As of this writing, flow classes (under taskflow.patterns pacakge) have several responsibilities.

Describing flow structure: implicit and explicit dependencies between tasks and task ordering are part of flow definition.

Hold runtime data: task results and states are part of flow instances internal states (see e.g. taskflow.patterns.linear_flow.Flow.results).

Executing the task: flow is responsible to select next task(s) to run or revert based on flow structure and current state and actually run the code.

It would be nice and cool and actually useful to split the flow into three entities so that this responsibilities become separated.

Why

If pattern secifies implementation details, it is not a "pattern", but something else.

We need clear understanding of basic concepts to move forward.

Patterns

Pattern is a tool to describe structure.

Possible pattern examples are:

  • Linear -- run one task after another;
  • Parallel -- just run all the tasks, in any order or even simultaneously;
  • DAG -- run tasks with dependency-driven ordering, with no cycles;
  • Generic graph -- run tasks with dependency-driven ordering, potentially with cycles;
  • Blocks -- combine all of above into more complicated structure.

The idea is that graph flow (based on topological sort) and threaded flow (work in progress as of this writing, https://review.openstack.org/34488) are the same flow patterns: graph is build from task dependencies, which is analysed to get task ordering. You can run the same tasks via distributed flow on celery, and it will be same flow.

Because what's matter is code that runs, and everything else are details (though important ones).

It would be cool to be able to specify how flow is run at runtime or in a configuration file: simple stuff for debugging tasks, distributed for lagre-scale deployments, etc. This is how we come to...

Engine

Engine is what really runs the tasks. It should take flow structure (described by patterns) and use it to decide which task to run and when.

There may be different implementation of engines. Some may be easyer to use (like, require no setup) and understand, others might require more complicated setup but provide better scalability.

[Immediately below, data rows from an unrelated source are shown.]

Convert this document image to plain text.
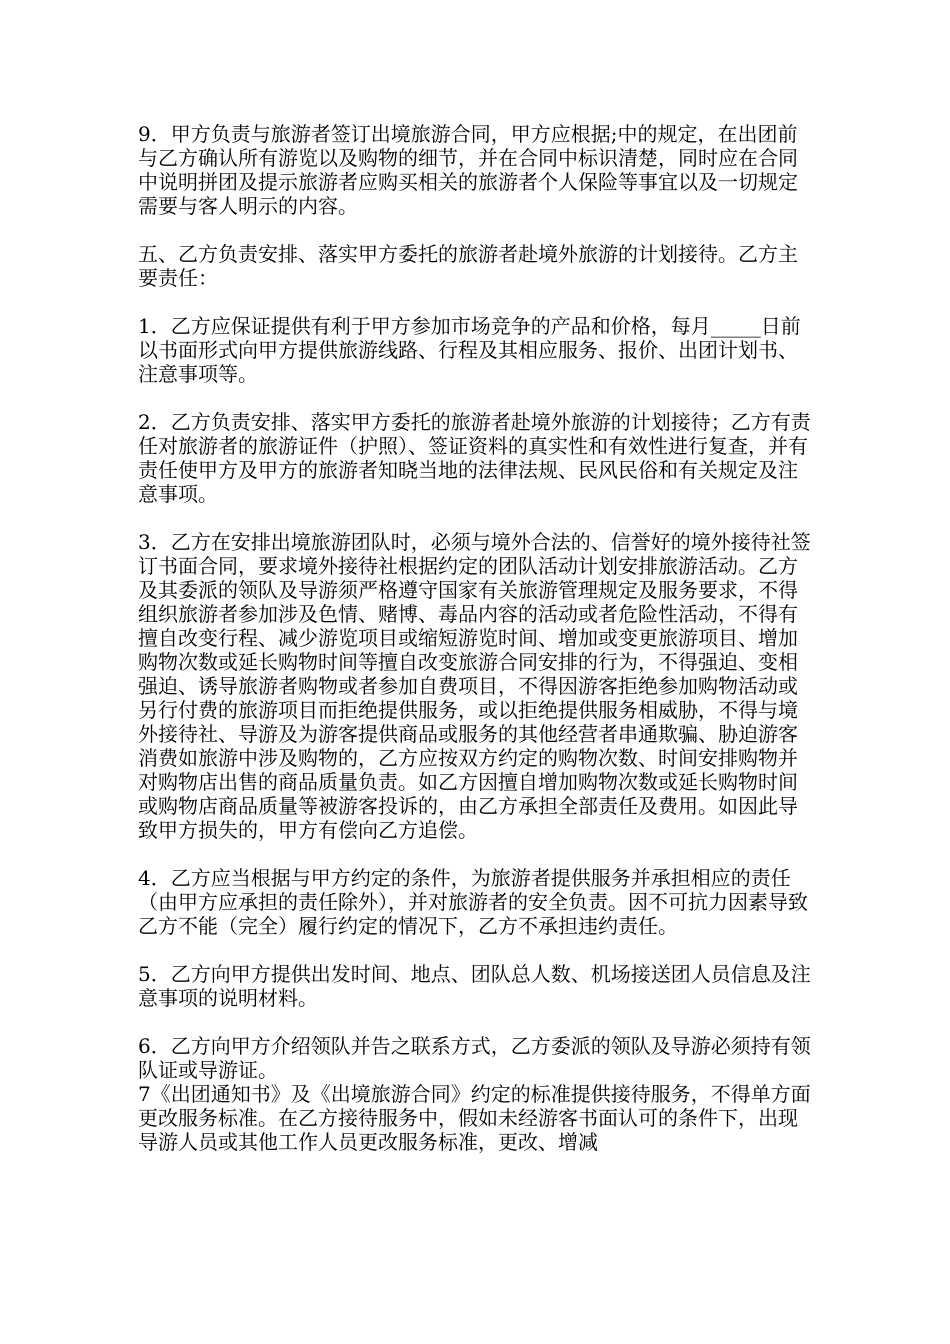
9．甲方负责与旅游者签订出境旅游合同，甲方应根据;中的规定，在出团前与乙方确认所有游览以及购物的细节，并在合同中标识清楚，同时应在合同中说明拼团及提示旅游者应购买相关的旅游者个人保险等事宜以及一切规定需要与客人明示的内容。

五、乙方负责安排、落实甲方委托的旅游者赴境外旅游的计划接待。乙方主要责任：

1．乙方应保证提供有利于甲方参加市场竞争的产品和价格，每月_____日前以书面形式向甲方提供旅游线路、行程及其相应服务、报价、出团计划书、注意事项等。

2．乙方负责安排、落实甲方委托的旅游者赴境外旅游的计划接待；乙方有责任对旅游者的旅游证件（护照）、签证资料的真实性和有效性进行复查，并有责任使甲方及甲方的旅游者知晓当地的法律法规、民风民俗和有关规定及注意事项。

3．乙方在安排出境旅游团队时，必须与境外合法的、信誉好的境外接待社签订书面合同，要求境外接待社根据约定的团队活动计划安排旅游活动。乙方及其委派的领队及导游须严格遵守国家有关旅游管理规定及服务要求，不得组织旅游者参加涉及色情、赌博、毒品内容的活动或者危险性活动，不得有擅自改变行程、减少游览项目或缩短游览时间、增加或变更旅游项目、增加购物次数或延长购物时间等擅自改变旅游合同安排的行为，不得强迫、变相强迫、诱导旅游者购物或者参加自费项目，不得因游客拒绝参加购物活动或另行付费的旅游项目而拒绝提供服务，或以拒绝提供服务相威胁，不得与境外接待社、导游及为游客提供商品或服务的其他经营者串通欺骗、胁迫游客消费如旅游中涉及购物的，乙方应按双方约定的购物次数、时间安排购物并对购物店出售的商品质量负责。如乙方因擅自增加购物次数或延长购物时间或购物店商品质量等被游客投诉的，由乙方承担全部责任及费用。如因此导致甲方损失的，甲方有偿向乙方追偿。

4．乙方应当根据与甲方约定的条件，为旅游者提供服务并承担相应的责任（由甲方应承担的责任除外），并对旅游者的安全负责。因不可抗力因素导致乙方不能（完全）履行约定的情况下，乙方不承担违约责任。

5．乙方向甲方提供出发时间、地点、团队总人数、机场接送团人员信息及注意事项的说明材料。

6．乙方向甲方介绍领队并告之联系方式，乙方委派的领队及导游必须持有领队证或导游证。

7《出团通知书》及《出境旅游合同》约定的标准提供接待服务，不得单方面更改服务标准。在乙方接待服务中，假如未经游客书面认可的条件下，出现导游人员或其他工作人员更改服务标准，更改、增减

The idea is that deployers of a service that uses taskflow can select an engine that suites their setup best without modifying code of said service.

So, all engines should implement same interface to make it easy to replace one engine with another, and provide same guaranties on how patterns are interpreted -- for example, if an engine runs a linear flow, the tasks should be run one after another in order.

Possible engines include:

  • simple -- just takes e.g. linear flow and runs tasks from it one after another -- should be useful for debugging tasks and simple use cases;
  • topological -- builds dependency graph from patterns and sorts tasks topologically by it;
  • threaded -- same as topological, but runs tasks in separate threads enabling them to run in parallel (even several implemetantions are possible);
  • distributed -- loads tasks to celery (or some other external service) that uses tasks deps to determine ordering.

Engines might have different capabilities. For example, topological engine might refuse to interpret generic graph patterns because dependency cycles are error for it, while distributed engine should be fine with it.

Storage

Storage is out of scope of the blueprint, but it is still worth to point out its role here.

We already have storage in taskflow -- that's logbook. But it should be emphasized that logbook should become the authoritative, and, preferably, the only source of runtime state information. When task returns result, it should be written directly to logbook. When task or flow state changes in any way, logbook is first to know. Flow should not store task results -- there is logbook for that.

Logbook is responsible to store the actual data -- it specifies persistence mechanism (how data is saved and where -- memory, database, whatever), and persistence policy (when data is saved -- every time it changes or at some particular moments or simply never).